Question for those smarter than me: What is an application for an int128 type anyways? I've never personally needed it, and I laughed at RISC-V for emphasizing that early on rather than... standardizing packed SIMD.

by PaulHoule

1 subcomments

Makes me think of the bad old days where the platform gave you 8-bit ints and you built everything else yourself... or AVR-8.

by beached_whale

0 subcomment

I am so happy that MSVC added 128 bit integers to their standard library in order to do ranges distance of uint64_t iota views. One type alias away from int128's on most machines running gcc/clang/msvc

by reactordev

1 subcomments

Tangential. A long time ago at a company far far away, this is how we did UUIDs that made up a TenantId and a UserId, using this exact same logic, minus the arithmetic. Great stuff.
(We wanted something UUID like but deterministic that we could easily decompose and do RBAC with, this was prior to the invention of JWT’s, OAuth, and scopes, worked at the time).

by azhenley

3 subcomments

> we use 256-bit integers in our hot paths and go up to 564 bits for certain edge cases.
Why 564 bits?

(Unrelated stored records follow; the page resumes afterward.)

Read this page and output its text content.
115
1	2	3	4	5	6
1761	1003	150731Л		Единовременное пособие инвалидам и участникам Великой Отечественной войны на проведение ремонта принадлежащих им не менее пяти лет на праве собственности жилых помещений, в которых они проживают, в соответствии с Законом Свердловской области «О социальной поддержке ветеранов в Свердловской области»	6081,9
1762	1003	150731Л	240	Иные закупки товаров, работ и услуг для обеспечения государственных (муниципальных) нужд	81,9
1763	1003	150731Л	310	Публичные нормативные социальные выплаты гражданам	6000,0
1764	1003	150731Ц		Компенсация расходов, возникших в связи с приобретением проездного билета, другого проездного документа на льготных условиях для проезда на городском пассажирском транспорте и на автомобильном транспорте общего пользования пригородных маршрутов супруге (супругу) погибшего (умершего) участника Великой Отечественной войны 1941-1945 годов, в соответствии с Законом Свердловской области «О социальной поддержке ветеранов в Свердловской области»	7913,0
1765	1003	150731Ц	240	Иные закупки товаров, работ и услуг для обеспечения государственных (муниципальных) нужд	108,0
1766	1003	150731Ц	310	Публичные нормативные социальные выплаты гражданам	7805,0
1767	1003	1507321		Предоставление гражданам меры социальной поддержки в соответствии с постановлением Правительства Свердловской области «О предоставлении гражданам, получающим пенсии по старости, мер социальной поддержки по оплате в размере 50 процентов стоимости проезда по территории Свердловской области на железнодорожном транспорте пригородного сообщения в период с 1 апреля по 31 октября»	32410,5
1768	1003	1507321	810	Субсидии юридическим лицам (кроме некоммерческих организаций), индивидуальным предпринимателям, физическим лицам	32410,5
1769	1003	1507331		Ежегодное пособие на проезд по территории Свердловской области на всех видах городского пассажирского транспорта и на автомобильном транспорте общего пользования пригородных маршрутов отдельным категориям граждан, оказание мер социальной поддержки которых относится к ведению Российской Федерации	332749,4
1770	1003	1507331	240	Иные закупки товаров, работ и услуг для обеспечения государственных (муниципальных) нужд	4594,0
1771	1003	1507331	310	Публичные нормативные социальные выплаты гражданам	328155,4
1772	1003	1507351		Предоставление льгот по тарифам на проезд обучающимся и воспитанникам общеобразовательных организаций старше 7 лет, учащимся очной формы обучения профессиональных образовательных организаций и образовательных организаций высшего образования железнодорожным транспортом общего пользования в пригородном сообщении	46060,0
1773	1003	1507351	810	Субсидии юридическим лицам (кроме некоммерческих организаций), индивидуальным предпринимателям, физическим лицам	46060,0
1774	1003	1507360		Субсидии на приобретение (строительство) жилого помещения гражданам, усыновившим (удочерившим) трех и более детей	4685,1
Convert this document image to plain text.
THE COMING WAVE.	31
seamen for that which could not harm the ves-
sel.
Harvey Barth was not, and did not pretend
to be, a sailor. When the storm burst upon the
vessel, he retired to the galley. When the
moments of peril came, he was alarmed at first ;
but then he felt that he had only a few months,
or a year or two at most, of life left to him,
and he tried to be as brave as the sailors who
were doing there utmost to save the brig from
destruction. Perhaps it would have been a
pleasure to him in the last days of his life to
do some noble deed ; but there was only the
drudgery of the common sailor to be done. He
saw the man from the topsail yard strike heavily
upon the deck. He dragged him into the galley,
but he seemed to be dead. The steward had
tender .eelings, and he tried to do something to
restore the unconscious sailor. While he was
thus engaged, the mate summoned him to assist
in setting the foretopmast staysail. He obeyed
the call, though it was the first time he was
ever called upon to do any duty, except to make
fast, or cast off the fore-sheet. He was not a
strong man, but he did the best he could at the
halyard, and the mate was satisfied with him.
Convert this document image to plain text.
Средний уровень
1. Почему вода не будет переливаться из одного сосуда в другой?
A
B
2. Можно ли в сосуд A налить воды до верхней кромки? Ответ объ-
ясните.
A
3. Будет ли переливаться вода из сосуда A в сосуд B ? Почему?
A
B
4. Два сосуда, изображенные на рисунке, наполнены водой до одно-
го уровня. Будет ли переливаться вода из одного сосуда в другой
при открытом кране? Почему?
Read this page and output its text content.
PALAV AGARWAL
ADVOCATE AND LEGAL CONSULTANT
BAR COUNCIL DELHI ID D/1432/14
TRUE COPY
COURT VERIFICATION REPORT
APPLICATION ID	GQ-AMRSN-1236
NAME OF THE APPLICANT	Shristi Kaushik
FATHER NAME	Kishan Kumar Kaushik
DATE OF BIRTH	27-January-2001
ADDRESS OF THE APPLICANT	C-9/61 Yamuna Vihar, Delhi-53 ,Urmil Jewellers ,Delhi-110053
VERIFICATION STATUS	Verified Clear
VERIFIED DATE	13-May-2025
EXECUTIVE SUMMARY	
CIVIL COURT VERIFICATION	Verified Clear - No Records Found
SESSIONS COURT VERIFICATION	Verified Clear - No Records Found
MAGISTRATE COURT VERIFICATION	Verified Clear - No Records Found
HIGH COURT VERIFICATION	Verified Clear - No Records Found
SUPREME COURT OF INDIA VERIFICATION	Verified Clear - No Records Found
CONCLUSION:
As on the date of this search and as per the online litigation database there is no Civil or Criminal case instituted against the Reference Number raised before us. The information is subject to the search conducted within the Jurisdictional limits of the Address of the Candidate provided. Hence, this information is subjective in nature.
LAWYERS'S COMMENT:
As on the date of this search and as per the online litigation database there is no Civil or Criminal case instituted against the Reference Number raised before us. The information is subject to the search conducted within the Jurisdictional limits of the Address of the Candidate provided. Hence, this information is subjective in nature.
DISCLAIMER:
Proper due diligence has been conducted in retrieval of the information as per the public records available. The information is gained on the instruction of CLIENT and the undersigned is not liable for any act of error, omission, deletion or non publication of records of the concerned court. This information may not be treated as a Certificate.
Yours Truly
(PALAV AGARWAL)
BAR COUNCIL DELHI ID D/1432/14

That’s 70.5 bytes.

by Joker_vD

1 subcomments

> On division: There is no neat codegen for division.
Wait, what? I'm fairly certain that you can do a 128-bit by 128-bit division using a x64's 128-bit by 64-bit division instruction that gives you only 64-bit quotient and remainder. The trick is to pre-multiply both dividend and divisor by a large enough power of 2 so that the "partial" quotient and remainders that the hardware instruction would need to produce will fit into 64 bits. On the whole, IIRC you need either 1 or 2 division instructions, depending on how large the divisor is (if it's too small, you need two divisions).